Son prénom la prédestinait au charme et à l’harmonie que sa seule présence déployait dès qu’elle traversait un seuil. Il lui conférait cet attribut de confiance et de courage que ses yeux communiquaient dès qu’ils croisaient un regard. Tel un pôle magnétique, son charisme, sa finesse et son affabilité innée attiraient irrésistiblement tout le monde.

Penser qu’elle n’est plus nous rend un peu orphelins.

Alors que son départ creuse un grand vide dans nos cœurs, remontent instantanément des moments merveilleux et le privilège d’avoir pu la côtoyer dès l’enfance et de la connaitre de près. Aussitôt un petit sourire surgit à travers les larmes.

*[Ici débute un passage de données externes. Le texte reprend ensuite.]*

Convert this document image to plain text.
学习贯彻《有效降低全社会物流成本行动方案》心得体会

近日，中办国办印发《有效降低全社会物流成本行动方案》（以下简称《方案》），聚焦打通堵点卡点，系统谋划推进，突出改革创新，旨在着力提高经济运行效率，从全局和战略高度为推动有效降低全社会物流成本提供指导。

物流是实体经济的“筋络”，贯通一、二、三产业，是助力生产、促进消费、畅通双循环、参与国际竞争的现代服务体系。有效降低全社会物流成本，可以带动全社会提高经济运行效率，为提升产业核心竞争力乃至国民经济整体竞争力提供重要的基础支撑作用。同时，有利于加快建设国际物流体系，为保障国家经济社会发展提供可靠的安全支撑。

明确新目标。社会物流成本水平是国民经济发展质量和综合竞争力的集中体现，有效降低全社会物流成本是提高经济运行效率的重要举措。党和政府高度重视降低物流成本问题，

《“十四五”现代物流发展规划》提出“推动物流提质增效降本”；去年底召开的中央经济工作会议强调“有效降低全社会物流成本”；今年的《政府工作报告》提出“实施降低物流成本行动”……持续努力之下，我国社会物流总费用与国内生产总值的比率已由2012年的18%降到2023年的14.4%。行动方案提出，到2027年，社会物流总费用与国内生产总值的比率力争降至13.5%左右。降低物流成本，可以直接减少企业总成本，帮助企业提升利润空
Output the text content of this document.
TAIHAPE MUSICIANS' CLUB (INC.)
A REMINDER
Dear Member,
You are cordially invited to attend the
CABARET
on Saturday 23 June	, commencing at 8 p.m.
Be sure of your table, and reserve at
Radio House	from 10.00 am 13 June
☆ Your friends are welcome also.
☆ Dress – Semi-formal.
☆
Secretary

Elle a depuis toujours appartenu à mon paysage familial et personnel, à travers l’amitié indéfectible qui la liait à ma mère Nicole et qu’elles avaient tissée sur les bancs de l’école. Cette amitié a été pour elles deux une force et un recours lorsqu’il leur a fallu surmonter les pertes et les peines et péniblement rejoindre la vie à l’autre bout du tunnel.

Grande perte, celle de son époux, Dr Nicolas Nini, disparu trop tôt dans un accident tragique. Figure tripolitaine notoire et médecin chirurgien émérite – dont le père a fondé l’un des premiers hôpitaux de la ville – ils ont élevé ensemble et dans la même foi ardente et profonde leurs trois enfants, Wahib, Émile et Karim qui restent aujourd’hui des amis proches. Elle, modérant de sa douceur et de sa poésie la discipline et l’exigence quasi spartiates qui le caractérisaient à lui.

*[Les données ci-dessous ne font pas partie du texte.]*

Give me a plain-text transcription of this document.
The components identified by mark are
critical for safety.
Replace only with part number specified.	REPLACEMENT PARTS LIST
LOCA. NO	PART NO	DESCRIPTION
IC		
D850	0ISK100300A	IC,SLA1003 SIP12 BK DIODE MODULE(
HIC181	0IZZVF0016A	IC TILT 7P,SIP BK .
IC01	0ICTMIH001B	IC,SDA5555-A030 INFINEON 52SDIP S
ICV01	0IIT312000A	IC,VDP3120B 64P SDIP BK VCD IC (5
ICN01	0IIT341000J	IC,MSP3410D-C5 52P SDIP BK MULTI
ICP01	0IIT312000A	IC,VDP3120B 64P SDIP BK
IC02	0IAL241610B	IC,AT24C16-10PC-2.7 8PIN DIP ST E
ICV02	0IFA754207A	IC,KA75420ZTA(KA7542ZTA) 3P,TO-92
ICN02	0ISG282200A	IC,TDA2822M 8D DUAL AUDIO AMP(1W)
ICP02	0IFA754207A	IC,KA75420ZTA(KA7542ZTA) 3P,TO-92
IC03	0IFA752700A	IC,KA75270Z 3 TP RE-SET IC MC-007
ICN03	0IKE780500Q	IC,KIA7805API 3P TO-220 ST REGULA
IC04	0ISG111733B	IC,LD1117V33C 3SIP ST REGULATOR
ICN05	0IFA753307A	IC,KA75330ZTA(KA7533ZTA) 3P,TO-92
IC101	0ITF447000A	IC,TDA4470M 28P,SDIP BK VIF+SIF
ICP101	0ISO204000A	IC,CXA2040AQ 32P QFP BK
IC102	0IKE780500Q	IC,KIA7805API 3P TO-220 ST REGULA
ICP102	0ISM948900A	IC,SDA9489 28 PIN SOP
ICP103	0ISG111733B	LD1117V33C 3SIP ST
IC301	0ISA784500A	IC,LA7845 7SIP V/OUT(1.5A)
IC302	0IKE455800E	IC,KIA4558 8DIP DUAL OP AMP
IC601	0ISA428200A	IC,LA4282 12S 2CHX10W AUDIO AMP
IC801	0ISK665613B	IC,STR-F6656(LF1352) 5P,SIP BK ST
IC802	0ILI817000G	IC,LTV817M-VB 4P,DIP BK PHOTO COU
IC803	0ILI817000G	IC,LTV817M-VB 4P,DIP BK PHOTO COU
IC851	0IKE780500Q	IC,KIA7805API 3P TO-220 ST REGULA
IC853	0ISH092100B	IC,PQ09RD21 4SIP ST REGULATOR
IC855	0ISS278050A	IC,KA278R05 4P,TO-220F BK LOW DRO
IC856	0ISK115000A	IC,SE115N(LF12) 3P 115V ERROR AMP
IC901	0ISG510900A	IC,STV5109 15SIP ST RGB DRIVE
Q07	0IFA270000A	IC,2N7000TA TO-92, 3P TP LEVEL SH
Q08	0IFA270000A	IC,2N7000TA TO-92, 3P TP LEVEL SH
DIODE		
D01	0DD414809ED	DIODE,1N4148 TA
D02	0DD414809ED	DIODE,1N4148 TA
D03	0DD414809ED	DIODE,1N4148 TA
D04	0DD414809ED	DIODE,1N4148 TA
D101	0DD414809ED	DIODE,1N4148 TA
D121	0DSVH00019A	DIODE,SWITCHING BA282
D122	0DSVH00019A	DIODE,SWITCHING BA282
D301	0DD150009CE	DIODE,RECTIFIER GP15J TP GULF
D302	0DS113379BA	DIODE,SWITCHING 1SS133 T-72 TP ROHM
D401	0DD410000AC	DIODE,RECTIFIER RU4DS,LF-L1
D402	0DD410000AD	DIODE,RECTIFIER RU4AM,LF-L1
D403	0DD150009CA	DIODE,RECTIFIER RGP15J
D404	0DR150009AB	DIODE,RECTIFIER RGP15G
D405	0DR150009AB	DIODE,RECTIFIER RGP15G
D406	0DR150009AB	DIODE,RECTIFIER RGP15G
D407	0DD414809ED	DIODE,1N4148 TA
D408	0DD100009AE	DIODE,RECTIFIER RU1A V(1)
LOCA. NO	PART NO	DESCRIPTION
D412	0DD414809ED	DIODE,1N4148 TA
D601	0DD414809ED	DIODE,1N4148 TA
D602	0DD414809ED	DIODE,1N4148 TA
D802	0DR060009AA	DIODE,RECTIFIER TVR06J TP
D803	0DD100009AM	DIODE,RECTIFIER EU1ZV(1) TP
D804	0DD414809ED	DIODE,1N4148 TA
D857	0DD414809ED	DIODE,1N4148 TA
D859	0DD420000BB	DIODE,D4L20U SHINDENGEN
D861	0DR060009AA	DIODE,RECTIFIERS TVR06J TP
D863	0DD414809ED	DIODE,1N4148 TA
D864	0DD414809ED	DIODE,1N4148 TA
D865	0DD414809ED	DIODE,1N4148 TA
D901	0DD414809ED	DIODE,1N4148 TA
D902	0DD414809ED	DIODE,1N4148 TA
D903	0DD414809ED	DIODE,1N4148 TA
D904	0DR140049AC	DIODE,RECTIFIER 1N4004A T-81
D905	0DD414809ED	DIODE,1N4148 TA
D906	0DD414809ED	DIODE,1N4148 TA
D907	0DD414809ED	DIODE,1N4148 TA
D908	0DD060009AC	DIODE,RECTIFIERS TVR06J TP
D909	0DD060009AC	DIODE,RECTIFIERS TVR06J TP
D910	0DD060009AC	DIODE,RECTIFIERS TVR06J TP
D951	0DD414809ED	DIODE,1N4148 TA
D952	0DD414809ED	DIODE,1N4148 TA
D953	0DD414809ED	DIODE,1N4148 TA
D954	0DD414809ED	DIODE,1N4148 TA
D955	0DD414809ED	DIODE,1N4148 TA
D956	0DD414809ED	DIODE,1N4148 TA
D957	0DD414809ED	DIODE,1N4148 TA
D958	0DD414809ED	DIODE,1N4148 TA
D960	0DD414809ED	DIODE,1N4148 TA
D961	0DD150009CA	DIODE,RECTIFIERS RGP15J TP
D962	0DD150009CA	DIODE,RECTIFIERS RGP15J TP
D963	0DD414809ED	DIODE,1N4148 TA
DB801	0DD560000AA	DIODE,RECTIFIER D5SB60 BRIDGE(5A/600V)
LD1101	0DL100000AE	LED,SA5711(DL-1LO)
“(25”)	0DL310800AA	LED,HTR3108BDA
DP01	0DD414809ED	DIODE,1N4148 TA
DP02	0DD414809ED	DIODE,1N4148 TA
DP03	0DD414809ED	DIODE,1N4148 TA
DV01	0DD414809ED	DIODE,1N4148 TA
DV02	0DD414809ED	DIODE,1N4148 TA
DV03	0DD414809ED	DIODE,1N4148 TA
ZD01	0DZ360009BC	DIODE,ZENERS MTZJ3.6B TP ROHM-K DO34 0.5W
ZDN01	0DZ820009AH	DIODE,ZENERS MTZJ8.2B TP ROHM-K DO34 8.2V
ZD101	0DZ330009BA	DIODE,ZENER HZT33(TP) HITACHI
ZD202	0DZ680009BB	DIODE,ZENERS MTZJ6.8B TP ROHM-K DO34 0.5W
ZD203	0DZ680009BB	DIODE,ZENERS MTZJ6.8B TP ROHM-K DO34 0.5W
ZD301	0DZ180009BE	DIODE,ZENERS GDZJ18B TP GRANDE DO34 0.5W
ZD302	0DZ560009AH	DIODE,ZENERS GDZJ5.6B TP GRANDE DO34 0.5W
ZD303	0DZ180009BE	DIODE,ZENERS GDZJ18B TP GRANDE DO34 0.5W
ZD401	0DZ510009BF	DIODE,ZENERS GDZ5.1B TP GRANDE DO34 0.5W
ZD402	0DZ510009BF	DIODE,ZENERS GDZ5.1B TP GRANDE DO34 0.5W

En grande lectrice et femme de lettres qu’elle était, son destin a croisé quelques années plus tard l’homme de la plume et du panache, Ghassan Tuéni, avec qui elle écrit un nouveau chapitre de sa vie.

Il est vrai qu’elle avait tant à donner, tant d’amour et de joie. Elle fut la compagne et l’amie. Elle fut aussi la gardienne discrète mais résolue du patrimoine poétique de Nadia Tuéni. À Ghassan Tuéni, elle apporta (selon ses propres dires) l’un des sentiments les plus essentiels à la volonté de vivre : la consolation.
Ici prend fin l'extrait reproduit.